I couldn’t help myself, I started cranking up one of those wide shots in my head – the three of us sitting at a cafe table – the awning, the sea, the heat, their foreignness, sex, mystery – and the shot kept widening, barrelling into the blue until we merged into one speck and finally disappeared altogether.

It’s an effectively reflexive device. If Jean-Paul and Sofie look like they’ve walked off a B-grade film set, then that’s precisely what they’re supposed to look like. The technique gives Scott extraordinary licence to draw on a wide range of scenes, characters, and lines from the stock of popular culture to invest her own work with significance and meaning. Many of the films through which Adan lives have become popular icons, especially for the youth market at which I suspect this novel is directed: Mad Max, Back to the Future, The Blues Brothers. But if recognition of the familiar is reward for the initiated reader, there is also the potential for shutting readers out. I must confess that some of the references left me wishing I’d spent more time at the movies.
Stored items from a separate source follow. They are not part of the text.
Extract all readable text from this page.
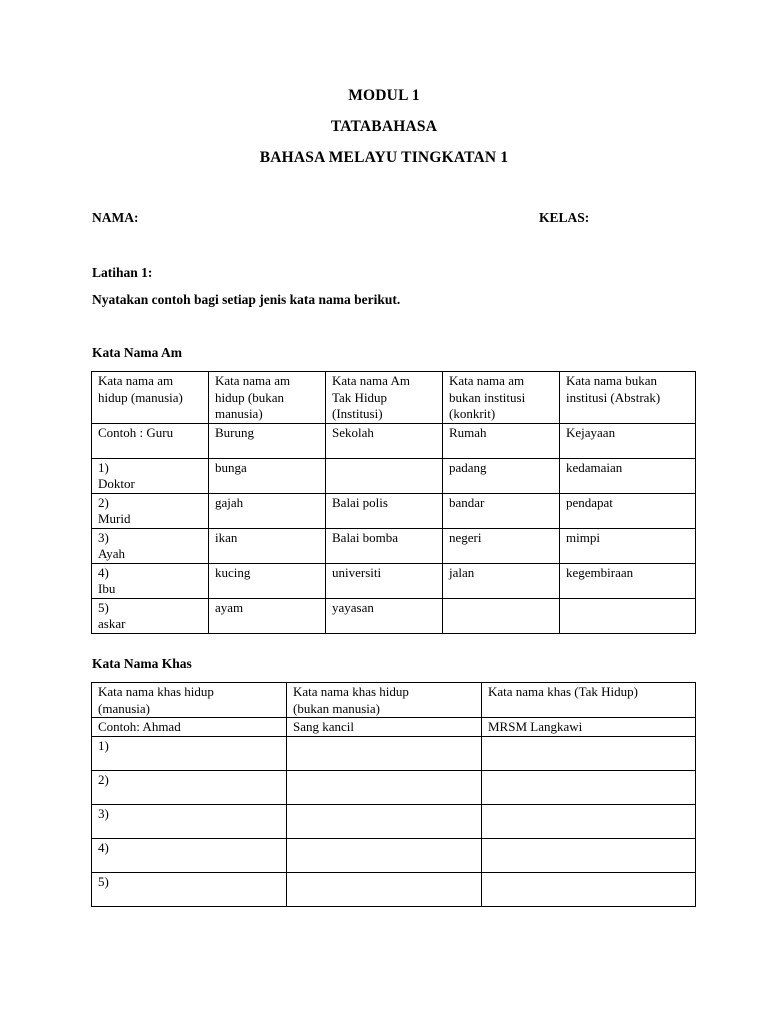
MODUL 1
TATABAHASA
BAHASA MELAYU TINGKATAN 1
NAMA:	KELAS:
Latihan 1:
Nyatakan contoh bagi setiap jenis kata nama berikut.
Kata Nama Am
Kata nama am
hidup (manusia)	Kata nama am
hidup (bukan
manusia)	Kata nama Am
Tak Hidup
(Institusi)	Kata nama am
bukan institusi
(konkrit)	Kata nama bukan
institusi (Abstrak)
Contoh : Guru	Burung	Sekolah	Rumah	Kejayaan
1)
Doktor	bunga		padang	kedamaian
2)
Murid	gajah	Balai polis	bandar	pendapat
3)
Ayah	ikan	Balai bomba	negeri	mimpi
4)
Ibu	kucing	universiti	jalan	kegembiraan
5)
askar	ayam	yayasan		
Kata Nama Khas
Kata nama khas hidup
(manusia)	Kata nama khas hidup
(bukan manusia)	Kata nama khas (Tak Hidup)
Contoh: Ahmad	Sang kancil	MRSM Langkawi
1)		
2)		
3)		
4)		
5)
Adan, with his paranoia and depression, his fear of attachment or commitment, his lack of purpose and direction, can be read as a representative of Generation X. He’s the sort of character who identifies with River Phoenix and Kurt Cobain, who feels he’s been cheated or betrayed before he’s really had a chance. Despite his reliance on the world of movies for self-expression, he is at times remarkably sophisticated and urbane, slipping into French conversation with Jean­Paul and displaying an intelligence and understanding that at times seem at odds with his age and circumstances.

He sees easily through the shallowness of the string of characters who try to offer him comfort and advice: the guy in the car who tells him to get a business degree; the ‘real motherly’ girl in the café; Tracey, the ultrafem who wants him for his body; Velvet, who slips him some wicked pills; Star, the stoned Murri who reminds him of Lee and slips his tongue into his unsuspecting mouth. There’s a whole generation of readers who’ll identify with Adan and the phonies who prey on him, just as earlier generations have identified with Caulfield – about whom, to my knowledge at least, no movie has yet been made.